Development Experience Sharing
We've achieved 30fps real time object detection on HoloLens 2 with 60fps rendering rate. The final result and performance are presented in below video.
Since this is the first time we touch AR and we are not farmiliar with C# and Unity, we've tried a lot to fulfill the goal. Below list includes some tips and experiences which may be helpful.
- The official tutorial is for HoloLens 1 and we don't know how to adapt the code to be performed on HoloLens 2. Also, we don't know how to develop and deploy AI algorithms and directly execute them on HoloLens 2 since it doesn't have NVIDIA gpus (CUDA excluded) and its cpu is ARM-architectured. So we decide to make the AI algorithm running on a powerful external device and let the HoloLens to handle video capture and display the location results of objects predicted by AI algorithm. Therefore, establishing a robust and reliable communication connection between the HoloLens and the external device is necessary and important.
- The first way we tried is to convert each video frame captured by the HoloLens camera to a bitmap and then send the bitmap to our PC with NVIDIA gpus. A PC program receives the bitmap then predicts the names and locations of objects in that bitmap and sends those information back to HoloLens. However, the total running speed of this way is really bad. One reason we think is due to the waiting time of the information sending and receiving process on HoloLens. The other reason is that we use TCP as the transferring protocol because the correctness of each pixel in a video frame plays an important role on the prediction process of the AI model.
- We use YOLO as the detection algorithm cause it's fast.
- We tried to make the sending and receiving process asynchronous on the HoloLens, but the performance is not improved significantly.
- The official tutorial about the fundamentals of HoloLens 2 development is really important. It guides us on how to establish, configure, develop, deploy and debug a Unity project to the HoloLens.
- Other guides such as link are also helpful especially in how to set the spatial awareness mesh invisible.
- We tried to follow the suggestion here in order to increase the performance of the streaming process (e.g. using MixedReality-WebRTC) on HoloLens. However, the technology is a bit complicated for us. If you are interested in WebRTC, the building and deploying process can be refered here, and the signal transferring is here.
- We tried to use multi-threading technique to improve the performance. You can refer to here.
- We tried to use async producer/consumer queue design pattern to improve the performance of the streaming process. You can refer to here, here, here and the official link is here.
- We finally find out that the HoloLens actually has a live video stream.
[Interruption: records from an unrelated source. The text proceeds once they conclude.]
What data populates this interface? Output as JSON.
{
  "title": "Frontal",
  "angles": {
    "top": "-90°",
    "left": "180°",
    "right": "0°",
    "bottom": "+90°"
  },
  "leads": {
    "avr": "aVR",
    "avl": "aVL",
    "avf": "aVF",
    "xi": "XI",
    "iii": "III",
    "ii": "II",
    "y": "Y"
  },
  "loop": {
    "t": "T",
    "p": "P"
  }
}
Thus, there is no need to send video stream to the PC anymore. Also, because of this, the bitmap conversion process and the corresponding TCP sending process are not required.
- Although UDP is not reliable and sometimes information is lost, we think it's informative enough to transfer the prediction results. This is because both YOLO and UDP are fast, one or two consecutive prediction-result loss won't effectively affect the rendering rate on HoloLens.
- It is quite important to know that the maximum rendering rate of Hololens 2 is 60 fps, which means a simple Unity program that has some basic Mixed Reality functions or draws some simple holograms will run at a maximum of 60 fps on Hololens 2. You may refer to the official links here and here.
- It is also important to know that the camera frame rate of HoloLens 2 is 30 fps. Some people had discussed it here. If you don't make any optimization, the program on HoloLens 2 will get capped at 30 fps, which we believe is intolerable. Therefore, since 60 fps is just a double of 30 fps, we let the HoloLens receives a UDP package in every two consecutive frames. This technique directly improves the rendering rate to 50-60 fps. Meanwhile, it does not bring negative impacts to the holograms generation and the real time object detection process.
- So far, we've throwed away the TCP video streaming process and the multi threading or asynchronous programing because the live streaming, YOLO and the mixed reality program are basically asynchronous and multi-processed. The only time consuming processes are the instantiate of the holograms and their maintenance.
- In terms of the instantiate, you may refer to here and here.
- We tried to use Dictionary class to manage the game objects created by Unity with the purpose of reducing the searching and matching time but it's not necessary.
- Hologram objects can also be stored in a array or a list. You may refer to here and here to decide which one is better.
- Since the maintenance of those objects requires a lot of searching process, you may refer to here, here and here to optimize your for loops. we failed at using "Parallel.For" because we think the iteration and the creation or removing process from a same array or list are not allowed.
- Finally, when delopying the Unity project to Hololens, choose Release instead of Debug mode in Visual Studio will significantly improve the performance of the program on HoloLens.